The Gap Between Obama and Bush Shrinks Some More
Thursday, December 10, 2009 
I have to admit that I am skipping these speeches by President Obama. Great speeches they may very well be, but very little action, in my opinion, is what they amount to and add up to. I’m a substance kind of person. Show me substance, and tell me what’s being done. I’m more interested in the things that are being accomplished as opposed to the lofty rhetoric. I guess it stems from not wanting to be fooled by smooth-talking leaders anymore.
The acceptance speech that President Obama gave when he received the Nobel Peace Prize has been scrutinized, and I see that the gap between himself and the previous occupant of the White House has shrunk some more:
And yet while Mr. Obama offered a nuanced speech laying out what some have already started to call an Obama Doctrine, he also made an unmistakable argument for the legitimacy of war – sometimes using the sort of phrases that called to mind the very words of the man he replaced.
“Evil does exist in the world,” Mr. Obama said as part of a long argument in favor of the concept of a “just war.”
That line brought to mind Mr. Bush’s repeated invocation of evil – including his argument in the wake of the Sept. 11 attacks that “our responsibility to history is already clear: to answer these attacks and rid the world of evil.”

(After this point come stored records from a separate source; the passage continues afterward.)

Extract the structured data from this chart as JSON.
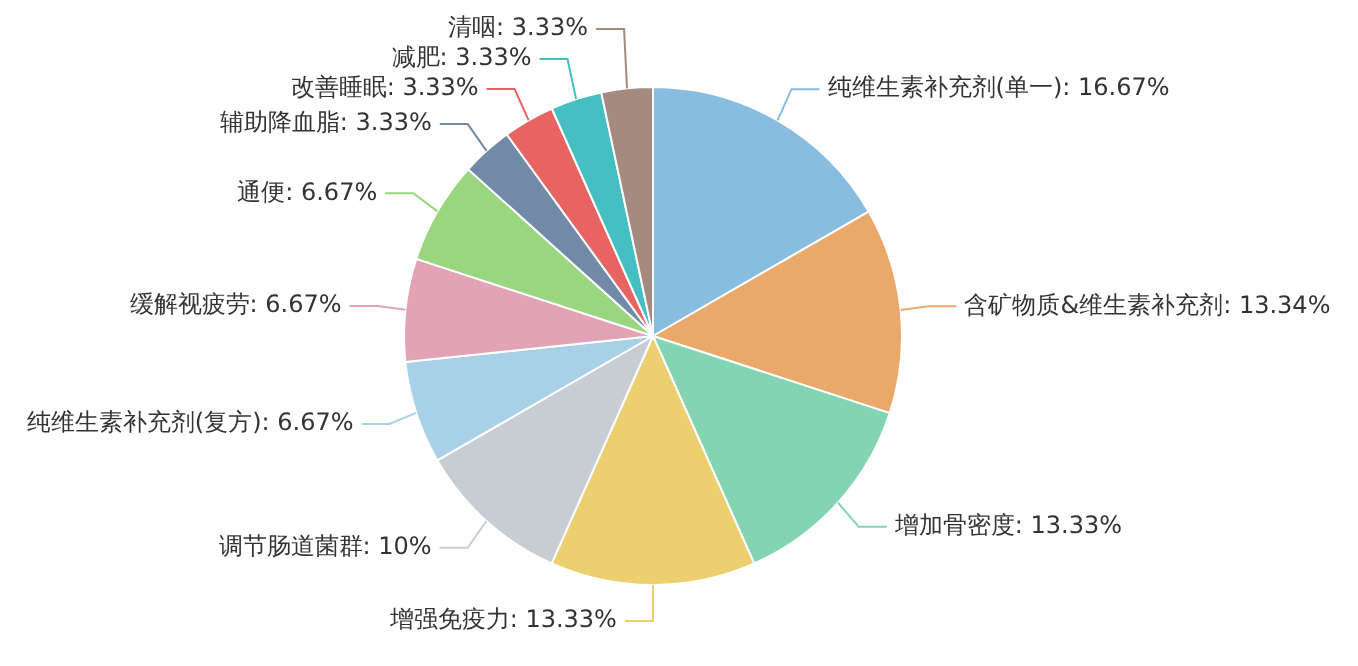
{
  "chart_data": {
    "type": "pie",
    "categories": [
      "纯维生素补充剂(单一)",
      "含矿物质&维生素补充剂",
      "增加骨密度",
      "增强免疫力",
      "调节肠道菌群",
      "纯维生素补充剂(复方)",
      "缓解视疲劳",
      "通便",
      "辅助降血脂",
      "改善睡眠",
      "减肥",
      "清咽"
    ],
    "values": [
      16.67,
      13.34,
      13.33,
      13.33,
      10,
      6.67,
      6.67,
      6.67,
      3.33,
      3.33,
      3.33,
      3.33
    ],
    "value_labels": [
      ": 16.67%",
      ": 13.34%",
      ": 13.33%",
      ": 13.33%",
      ": 10%",
      ": 6.67%",
      ": 6.67%",
      ": 6.67%",
      ": 3.33%",
      ": 3.33%",
      ": 3.33%",
      ": 3.33%"
    ],
    "colors": [
      "#88bde0",
      "#e9a96b",
      "#82d4b3",
      "#eccf6e",
      "#c8cdd3",
      "#a8d1e8",
      "#e3a3b6",
      "#99d67f",
      "#7289a8",
      "#e86463",
      "#45bfc2",
      "#a58a80"
    ],
    "legend": false
  }
}
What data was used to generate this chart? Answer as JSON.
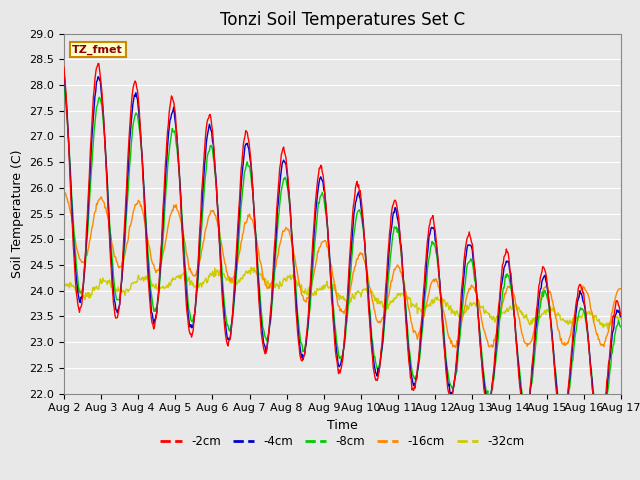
{
  "title": "Tonzi Soil Temperatures Set C",
  "xlabel": "Time",
  "ylabel": "Soil Temperature (C)",
  "ylim": [
    22.0,
    29.0
  ],
  "yticks": [
    22.0,
    22.5,
    23.0,
    23.5,
    24.0,
    24.5,
    25.0,
    25.5,
    26.0,
    26.5,
    27.0,
    27.5,
    28.0,
    28.5,
    29.0
  ],
  "xtick_labels": [
    "Aug 2",
    "Aug 3",
    "Aug 4",
    "Aug 5",
    "Aug 6",
    "Aug 7",
    "Aug 8",
    "Aug 9",
    "Aug 10",
    "Aug 11",
    "Aug 12",
    "Aug 13",
    "Aug 14",
    "Aug 15",
    "Aug 16",
    "Aug 17"
  ],
  "series_colors": [
    "#ff0000",
    "#0000cc",
    "#00cc00",
    "#ff8800",
    "#cccc00"
  ],
  "series_labels": [
    "-2cm",
    "-4cm",
    "-8cm",
    "-16cm",
    "-32cm"
  ],
  "legend_label": "TZ_fmet",
  "legend_bg": "#ffffcc",
  "legend_border": "#cc8800",
  "plot_bg": "#e8e8e8",
  "fig_bg": "#e8e8e8",
  "grid_color": "#ffffff",
  "title_fontsize": 12,
  "axis_fontsize": 9,
  "tick_fontsize": 8
}
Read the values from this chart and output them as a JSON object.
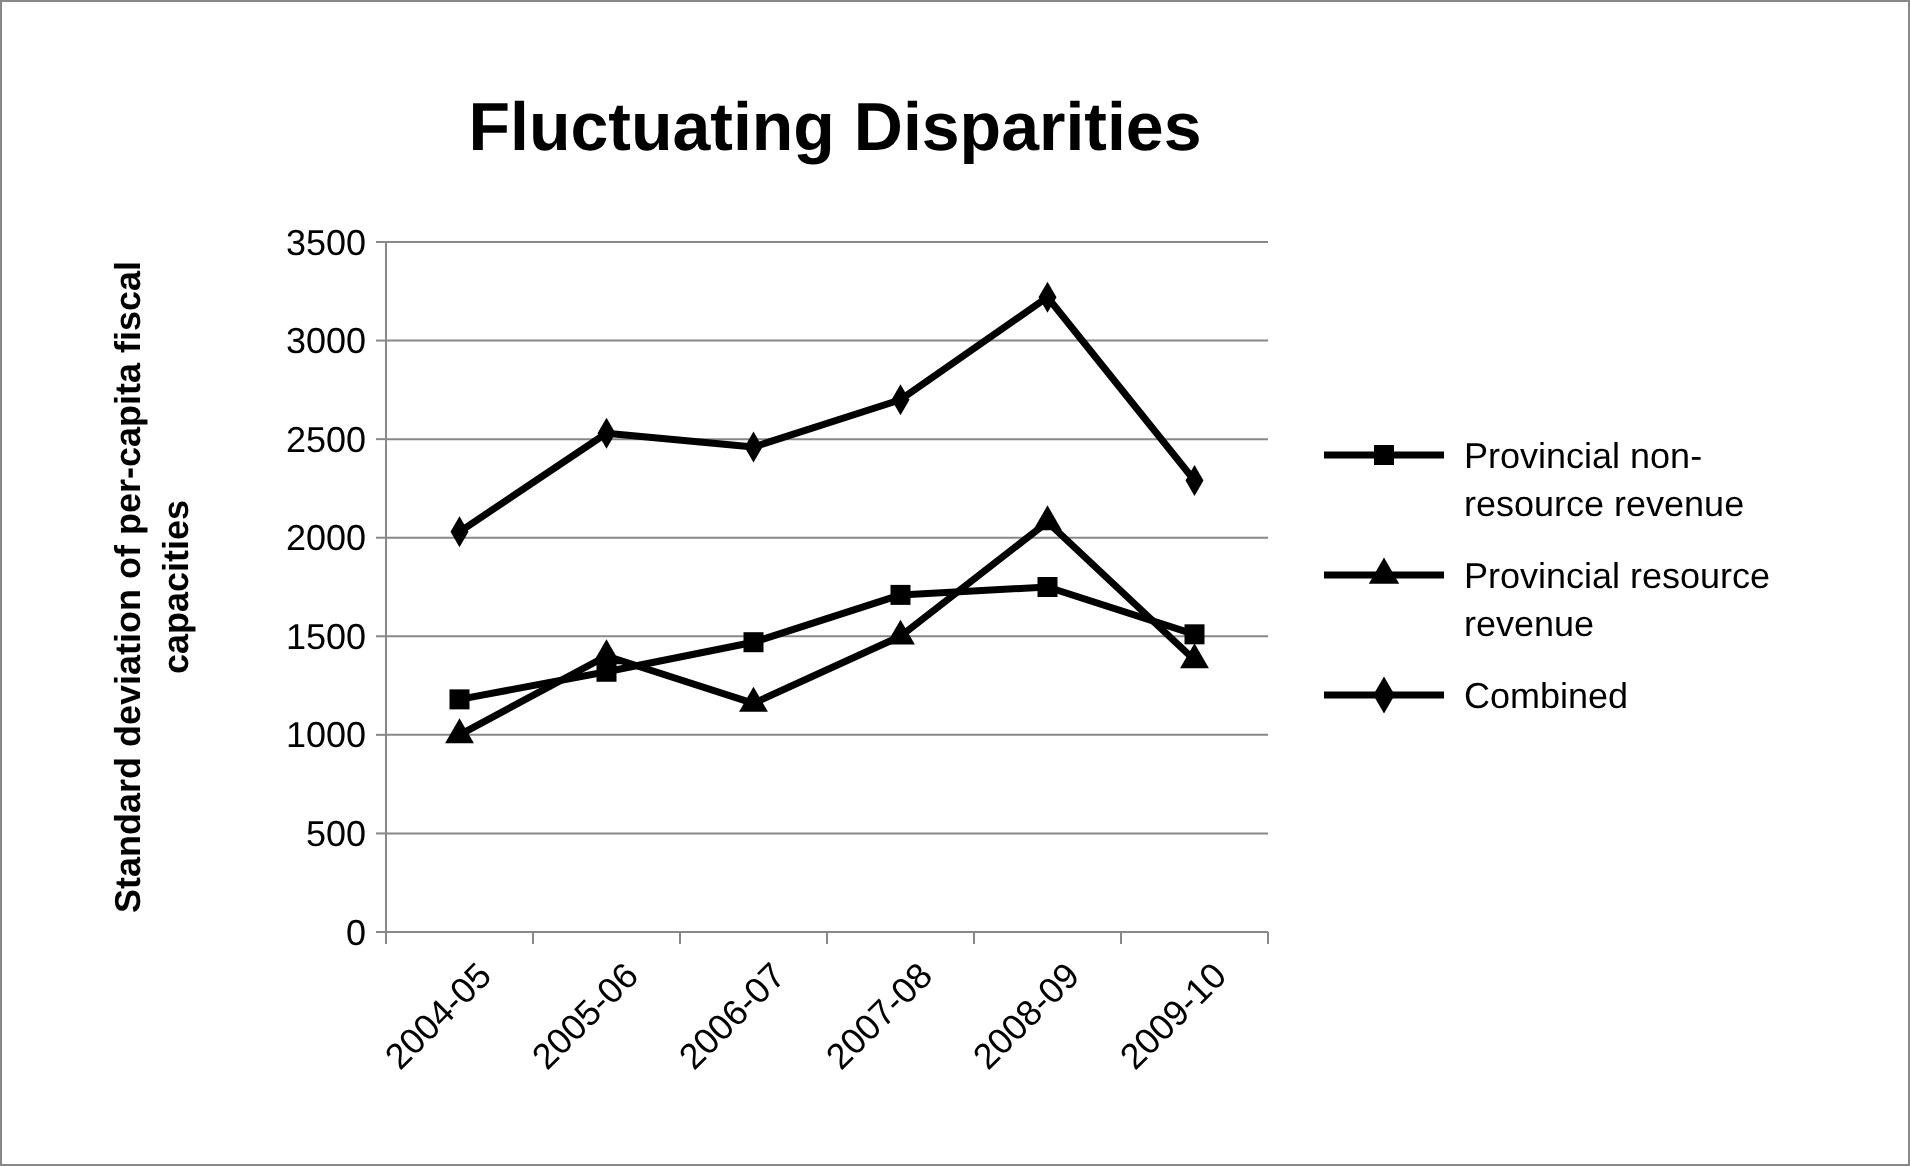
{
  "chart_data": {
    "type": "line",
    "title": "Fluctuating Disparities",
    "ylabel": "Standard deviation of per-capita fiscal capacities",
    "categories": [
      "2004-05",
      "2005-06",
      "2006-07",
      "2007-08",
      "2008-09",
      "2009-10"
    ],
    "series": [
      {
        "name": "Provincial non-resource revenue",
        "color": "#000000",
        "marker": "square",
        "values": [
          1180,
          1320,
          1470,
          1710,
          1750,
          1510
        ]
      },
      {
        "name": "Provincial resource revenue",
        "color": "#000000",
        "marker": "triangle",
        "values": [
          1000,
          1400,
          1160,
          1500,
          2080,
          1380
        ]
      },
      {
        "name": "Combined",
        "color": "#000000",
        "marker": "diamond",
        "values": [
          2030,
          2530,
          2460,
          2700,
          3220,
          2290
        ]
      }
    ],
    "ylim": [
      0,
      3500
    ],
    "yticks": [
      0,
      500,
      1000,
      1500,
      2000,
      2500,
      3000,
      3500
    ],
    "grid": "y",
    "legend": "right",
    "line_style": "solid"
  }
}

President Obama said there are times when “the use of force [is] not only necessary but morally justified”; he argued that he “cannot stand idle in the face of threats to the American people.”
Cue Mr. Bush on the USS Abraham Lincoln, May 2003: “Any outlaw regime that has ties to terrorist groups or seeks to possess weapons of mass destruction is a grave danger to the civilized world and will be confronted.”
Mr. Obama also made the case for American exceptionalism, an attitude associated more with his predecessor.
America, he said, “has helped underwrite global security for more than six decades with the blood of our citizens and the strength of our arms.”
“We have borne this burden not because we seek to impose our will,” said Mr. Obama. “We have done so out of enlightened self-interest — because we seek a better future for our children and grandchildren, and we believe that their lives will be better if others’ children and grandchildren can live in freedom and prosperity.”
To be sure, the speech also included the sort of nuance that we’ve come to expect from Mr. Obama: He called himself a “living testimony to the moral force of non-violence” and said war is “never glorious” and “at some level is an expression of human folly.”
He said he was seeking “alternatives to violence that are tough enough to actually change behavior.” He spoke of the “spark of the divine that still stirs within each of our souls.”
“He is a subtle guy,” New York Times columnist Tom Friedman said after the speech. “It wasn’t George W. Bush, you know, ‘we’re out there promoting freedom in every corner of the world, this is where we are.’”
If you’re like me, then perhaps you agree on the idea that President Obama holds the job right now because he was so unlike President Bush. If you’re like me, perhaps you realize that there’s no way President Obama could have gotten elected if there hadn’t been such a visceral rejection of President Bush and his policies.
Please note that this analysis comes from Tom Friedman at the New York Times and CBS news. I think that if you were going to make the case that the media were complicit in making Obama look like Bush, when he really wasn’t like him at all, you couldn’t fall flatter on your face than by saying that CBS news and the New York Times are biased against him. In point of fact, I think the charge carries more weight because of who is making the charge. If this was the Washington Times and the Weekly Standard, well, that would certainly change the context, wouldn’t it?
And yet, President Obama seems to have embraced Bush and run away screaming from Bill Clinton. Go figure.